Normalerweise stellt die Firma ,,Lindörfer und Steiner“ GmbH in Bretten-Gölshausen Transportladungsträger für die Automobilindustrie her, doch in diesen Zeiten der Corona-Krise laufen die Maschinen für einen ganz besonderen gemeinnützigen Zweck.

Für Geschäftsführer Peter Steiner steht fest:

Der Zusammenhalt in dieser Krise ist besonders wichtig!

Steiner hatte einen Artikel zum Aufruf des Deutschen Roten Kreuzes zur Produktion von Schutzvisieren gelesen und nicht lange gefackelt: Er kontaktierte den Karlsruher DRK-Kreisgeschäftsführer Jörg Biermann, welcher das Angebot sehr gerne annahm.

Seither läuft Steiners 3D-Drucker nun 24 Stunden durchgehend und kann pro Tag etwa 10 Schutzvisiere herstellen. Geld möchte der Geschäftsführer dafür nicht, der eigenen Firma gehe es gut und es gäbe genug Aufträge. Er sieht in dieser Krise jeden der helfen kann in der Verantwortung und spendet die Teile an das DRK. Falls ein niedergelassener Arzt jedoch kurzfristig ein oder zwei Visiere benötige, könne er sich direkt bei Steiner melden, sagt dieser.
Der 3D-Drucker schafft etwa 10 Masken pro Tag, da er fast 4 Stunden pro Bauteil druckt.
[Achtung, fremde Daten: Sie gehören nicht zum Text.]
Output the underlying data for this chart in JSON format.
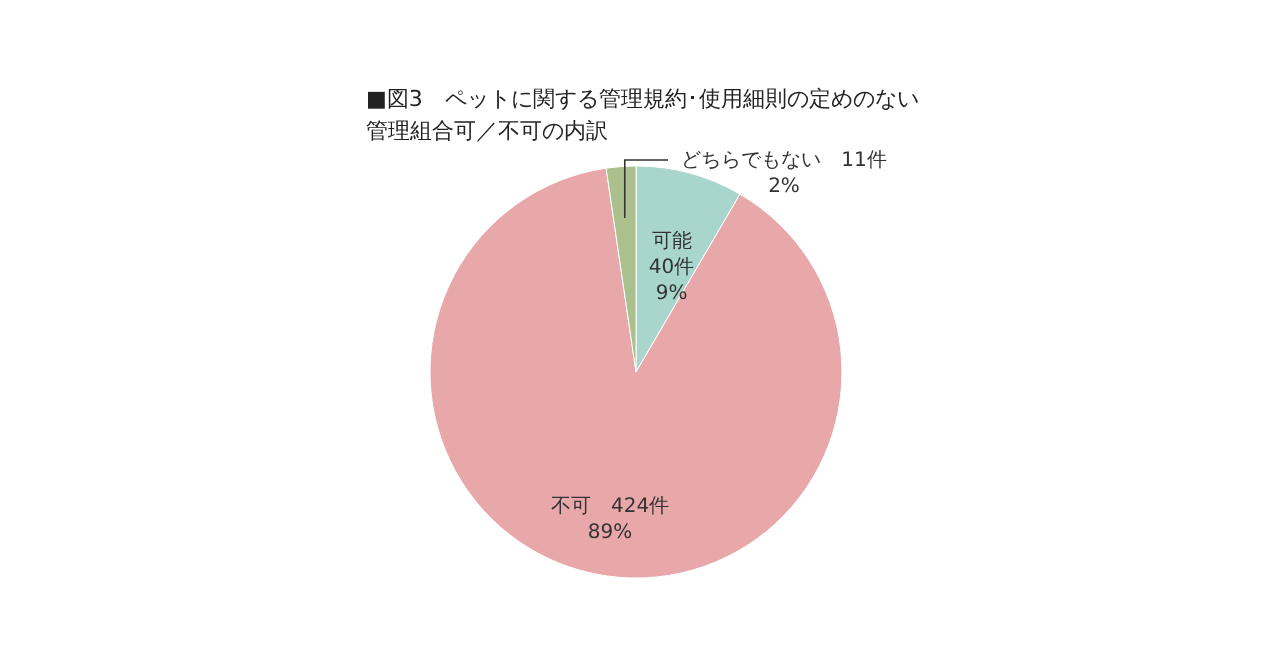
{
  "chart_data": {
    "type": "pie",
    "title": "■図3　ペットに関する管理規約･使用細則の定めのない管理組合可／不可の内訳",
    "categories": [
      "可能",
      "不可",
      "どちらでもない"
    ],
    "values": [
      40,
      424,
      11
    ],
    "colors": [
      "#a8d6cd",
      "#e8a7a9",
      "#acc08e"
    ],
    "value_labels": [
      "40件\n9%",
      "424件\n89%",
      "11件\n2%"
    ]
  }
}
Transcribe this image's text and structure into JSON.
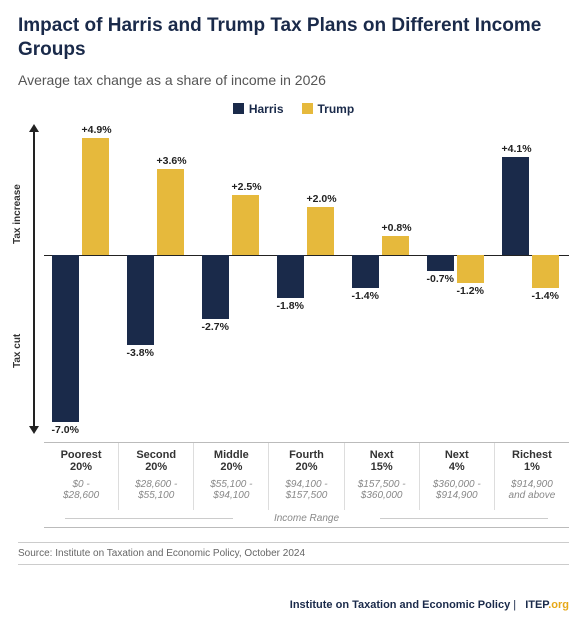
{
  "title": "Impact of Harris and Trump Tax Plans on Different Income Groups",
  "subtitle": "Average tax change as a share of income in 2026",
  "legend": {
    "harris": "Harris",
    "trump": "Trump"
  },
  "chart": {
    "type": "bar",
    "orientation": "vertical-diverging",
    "baseline": 0,
    "ylim": [
      -7.5,
      5.5
    ],
    "y_axis_labels": {
      "increase": "Tax increase",
      "cut": "Tax cut"
    },
    "series_colors": {
      "harris": "#1a2a4a",
      "trump": "#e6b93c"
    },
    "background_color": "#ffffff",
    "label_fontsize": 10.5,
    "categories": [
      {
        "label_l1": "Poorest",
        "label_l2": "20%",
        "range_l1": "$0 -",
        "range_l2": "$28,600",
        "harris": -7.0,
        "trump": 4.9
      },
      {
        "label_l1": "Second",
        "label_l2": "20%",
        "range_l1": "$28,600 -",
        "range_l2": "$55,100",
        "harris": -3.8,
        "trump": 3.6
      },
      {
        "label_l1": "Middle",
        "label_l2": "20%",
        "range_l1": "$55,100 -",
        "range_l2": "$94,100",
        "harris": -2.7,
        "trump": 2.5
      },
      {
        "label_l1": "Fourth",
        "label_l2": "20%",
        "range_l1": "$94,100 -",
        "range_l2": "$157,500",
        "harris": -1.8,
        "trump": 2.0
      },
      {
        "label_l1": "Next",
        "label_l2": "15%",
        "range_l1": "$157,500 -",
        "range_l2": "$360,000",
        "harris": -1.4,
        "trump": 0.8
      },
      {
        "label_l1": "Next",
        "label_l2": "4%",
        "range_l1": "$360,000 -",
        "range_l2": "$914,900",
        "harris": -0.7,
        "trump": -1.2
      },
      {
        "label_l1": "Richest",
        "label_l2": "1%",
        "range_l1": "$914,900",
        "range_l2": "and above",
        "harris": 4.1,
        "trump": -1.4
      }
    ],
    "x_axis_label": "Income Range"
  },
  "source": "Source: Institute on Taxation and Economic Policy, October 2024",
  "footer": {
    "org": "Institute on Taxation and Economic Policy",
    "brand": "ITEP",
    "suffix": ".org"
  }
}
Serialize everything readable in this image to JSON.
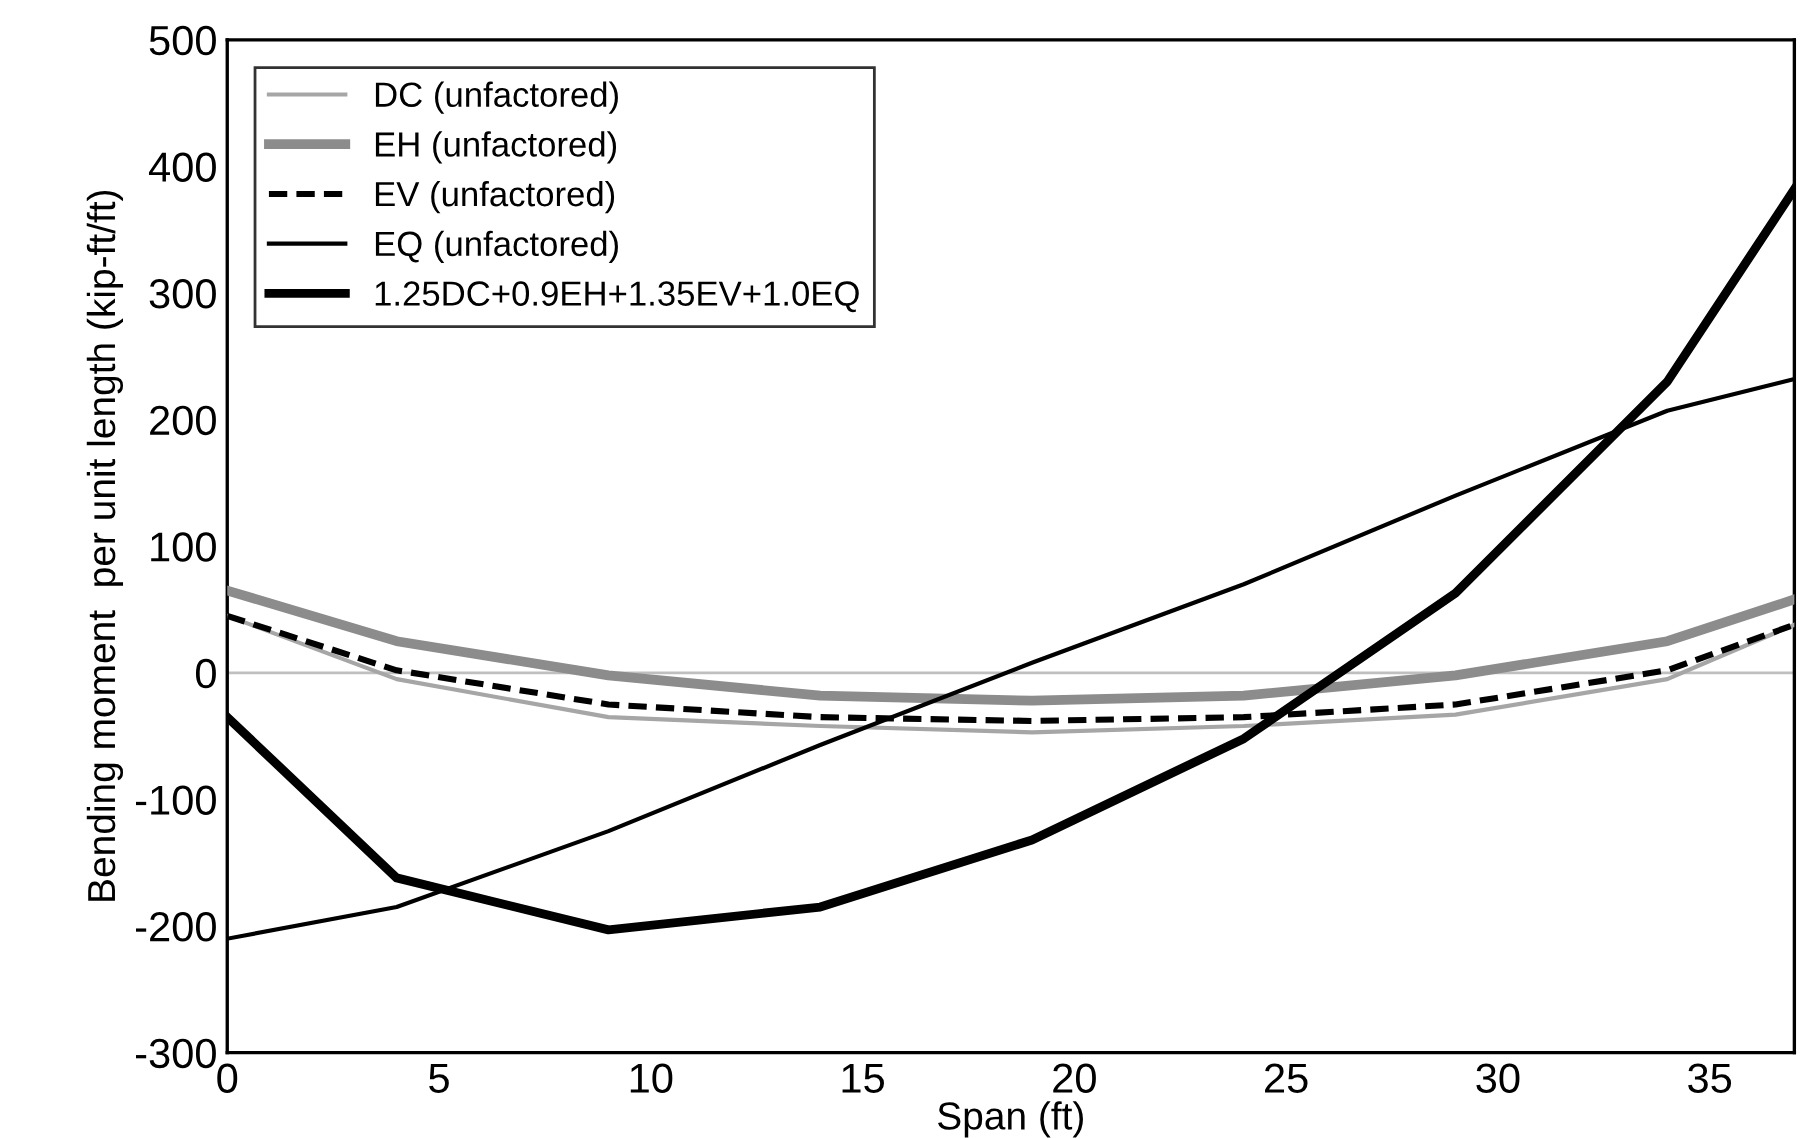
{
  "chart_data": {
    "type": "line",
    "xlabel": "Span (ft)",
    "ylabel": "Bending moment  per unit length (kip-ft/ft)",
    "x": [
      0,
      4,
      9,
      14,
      19,
      24,
      29,
      34,
      37
    ],
    "series": [
      {
        "name": "DC (unfactored)",
        "color": "#a6a6a6",
        "line_style": "solid",
        "values": [
          45,
          -5,
          -35,
          -42,
          -47,
          -42,
          -33,
          -5,
          38
        ]
      },
      {
        "name": "EH (unfactored)",
        "color": "#8c8c8c",
        "line_style": "solid",
        "values": [
          65,
          25,
          -2,
          -18,
          -22,
          -18,
          -2,
          25,
          58
        ]
      },
      {
        "name": "EV (unfactored)",
        "color": "#000000",
        "line_style": "dashed",
        "values": [
          45,
          2,
          -25,
          -35,
          -38,
          -35,
          -25,
          2,
          38
        ]
      },
      {
        "name": "EQ (unfactored)",
        "color": "#000000",
        "line_style": "solid",
        "values": [
          -210,
          -185,
          -125,
          -57,
          8,
          70,
          140,
          207,
          232
        ]
      },
      {
        "name": "1.25DC+0.9EH+1.35EV+1.0EQ",
        "color": "#000000",
        "line_style": "solid",
        "values": [
          -35,
          -162,
          -203,
          -185,
          -132,
          -52,
          63,
          230,
          382
        ]
      }
    ],
    "xlim": [
      0,
      37
    ],
    "xticks": [
      0,
      5,
      10,
      15,
      20,
      25,
      30,
      35
    ],
    "ylim": [
      -300,
      500
    ],
    "yticks": [
      -300,
      -200,
      -100,
      0,
      100,
      200,
      300,
      400,
      500
    ],
    "ref_lines": [
      {
        "axis": "y",
        "value": 0,
        "color": "#bfbfbf"
      }
    ],
    "marker": "none",
    "legend": "top left",
    "grid": false
  }
}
Es ist allerdings ein Spritzgusswerkzeug in Planung, welches dann 60-70 Schutzvisiere pro Stunden produzieren kann.

Doch nicht nur “Lindörfer und Steiner” sehen sich in der Verantwortung, etwas für die Allgemeinheit zu tun: Es gibt bereits eine Organisation, die sich deutschlandweit zusammengetan hat, um die 3D-Drucker zusammenzuziehen, um eine Massenproduktion in die Wege leiten zu können.
Es gibt bereits Rückmeldungen und Verbesserungsvorschläge, sodass die Produktion angepasst werden kann. Die Nachfrage ist hoch und wir sind stolz in dieser Krise etwas Gutes beitragen zu können als regionales Unternehmen, so Steiner.